運用方法はインデックスファンドに投資する妥当でシンプルなものだったが、手取り収入の半分で暮らす禁欲的な生活の実践こそがすごいと思った記憶がある。この本の著者はFIREの達成までに掛かる年数について、17年よりはもう少し楽観的だが、それでも10年程度の歳月は覚悟しなければならない。

 仮に、17年にせよ、10年にせよ、FIREが完成するまでの期間をどう評価したらいいだろうか。

 筆者は、20代、30代の十数年の歳月を手取り収入の半分で暮らすこのスタイルについて、自分自身の「人的資本」に対する過小投資になりかねないことに対して違和感を持っていた。
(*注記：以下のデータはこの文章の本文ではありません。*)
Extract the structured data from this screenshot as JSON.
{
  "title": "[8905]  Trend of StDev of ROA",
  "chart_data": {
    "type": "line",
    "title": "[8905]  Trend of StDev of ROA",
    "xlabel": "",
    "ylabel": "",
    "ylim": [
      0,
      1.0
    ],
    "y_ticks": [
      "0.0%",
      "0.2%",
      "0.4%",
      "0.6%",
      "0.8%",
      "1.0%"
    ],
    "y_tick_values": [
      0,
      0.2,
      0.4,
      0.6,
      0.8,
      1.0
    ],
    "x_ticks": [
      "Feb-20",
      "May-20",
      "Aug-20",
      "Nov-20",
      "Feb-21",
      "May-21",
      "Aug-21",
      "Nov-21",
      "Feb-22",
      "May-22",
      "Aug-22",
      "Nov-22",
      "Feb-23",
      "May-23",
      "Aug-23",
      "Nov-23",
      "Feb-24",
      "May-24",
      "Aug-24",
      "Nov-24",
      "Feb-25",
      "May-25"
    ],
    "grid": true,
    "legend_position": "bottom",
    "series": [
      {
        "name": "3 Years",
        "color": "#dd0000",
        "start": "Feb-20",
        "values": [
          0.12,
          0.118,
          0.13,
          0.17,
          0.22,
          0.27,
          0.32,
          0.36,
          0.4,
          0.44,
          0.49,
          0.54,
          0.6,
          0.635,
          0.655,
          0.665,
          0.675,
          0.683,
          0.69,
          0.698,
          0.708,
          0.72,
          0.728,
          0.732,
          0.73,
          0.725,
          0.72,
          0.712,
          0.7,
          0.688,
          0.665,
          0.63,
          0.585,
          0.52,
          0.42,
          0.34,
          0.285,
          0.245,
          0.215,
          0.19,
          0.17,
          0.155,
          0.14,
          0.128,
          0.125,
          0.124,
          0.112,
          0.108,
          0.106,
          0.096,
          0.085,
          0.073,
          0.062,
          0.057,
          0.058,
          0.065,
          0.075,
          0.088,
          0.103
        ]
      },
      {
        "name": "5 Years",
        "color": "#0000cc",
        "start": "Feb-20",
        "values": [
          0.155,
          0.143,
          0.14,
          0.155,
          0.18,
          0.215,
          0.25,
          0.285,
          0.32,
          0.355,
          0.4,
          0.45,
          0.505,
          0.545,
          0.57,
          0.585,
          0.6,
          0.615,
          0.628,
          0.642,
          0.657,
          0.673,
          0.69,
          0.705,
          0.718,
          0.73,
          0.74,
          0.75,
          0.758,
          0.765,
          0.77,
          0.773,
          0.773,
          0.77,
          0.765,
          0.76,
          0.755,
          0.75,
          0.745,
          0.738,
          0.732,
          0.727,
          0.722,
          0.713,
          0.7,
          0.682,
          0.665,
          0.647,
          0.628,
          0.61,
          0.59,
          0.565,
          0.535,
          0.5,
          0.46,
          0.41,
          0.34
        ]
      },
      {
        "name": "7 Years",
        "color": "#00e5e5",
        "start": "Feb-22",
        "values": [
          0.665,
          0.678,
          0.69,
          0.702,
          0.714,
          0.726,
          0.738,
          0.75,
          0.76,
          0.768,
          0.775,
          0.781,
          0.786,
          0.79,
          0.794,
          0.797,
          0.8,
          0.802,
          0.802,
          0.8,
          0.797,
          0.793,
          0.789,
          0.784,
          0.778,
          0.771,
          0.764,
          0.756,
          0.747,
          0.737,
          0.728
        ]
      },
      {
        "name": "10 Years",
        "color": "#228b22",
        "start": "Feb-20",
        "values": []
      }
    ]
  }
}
例えば、年間250万円で暮らすことと400万円(手取り収入500万円のうち20%の100万円を貯蓄したとして)で暮らすこととを比較すると、差額の全てが将来の稼ぐ力につながる自己投資ではないまでも、250万円生活では、知識や経験、人間関係、そして時間に対する投資が過小になって、将来の稼ぐ力がより小さくなる公算が大きいように思う。

 これに、『DIE WITH ZERO』のメッセージを踏まえた、主として経験に対する消費の観点でも、人生にあって「楽しむ能力」が最も大きい貴重な時期に十分なお金を使わないことは「もったいない」と言えるのではないかと付け加えることができる。

 筆者は、若い頃に生活費を極端に切り詰め、貯蓄・投資にお金を回して目指すFIREを「守銭奴型FIRE」と呼んでいるが、このスタイルは、投資(人的資本への投資)と消費(経験の消費)の両面で「最適」から外れているように思う。

 要はバランスが悪い。

お金を貯めることと使うことの
「加減」をどう設計するか

 では、『DIE WITH ZERO』の中のエピソードにあるように、将来は所得が増えるのだと信じて20代、30代の頃に所得の大半ないし、それ以上のお金を使うことが、わが国で一般的な勤労者である若者に推奨できるのかというと、少し違うように思う。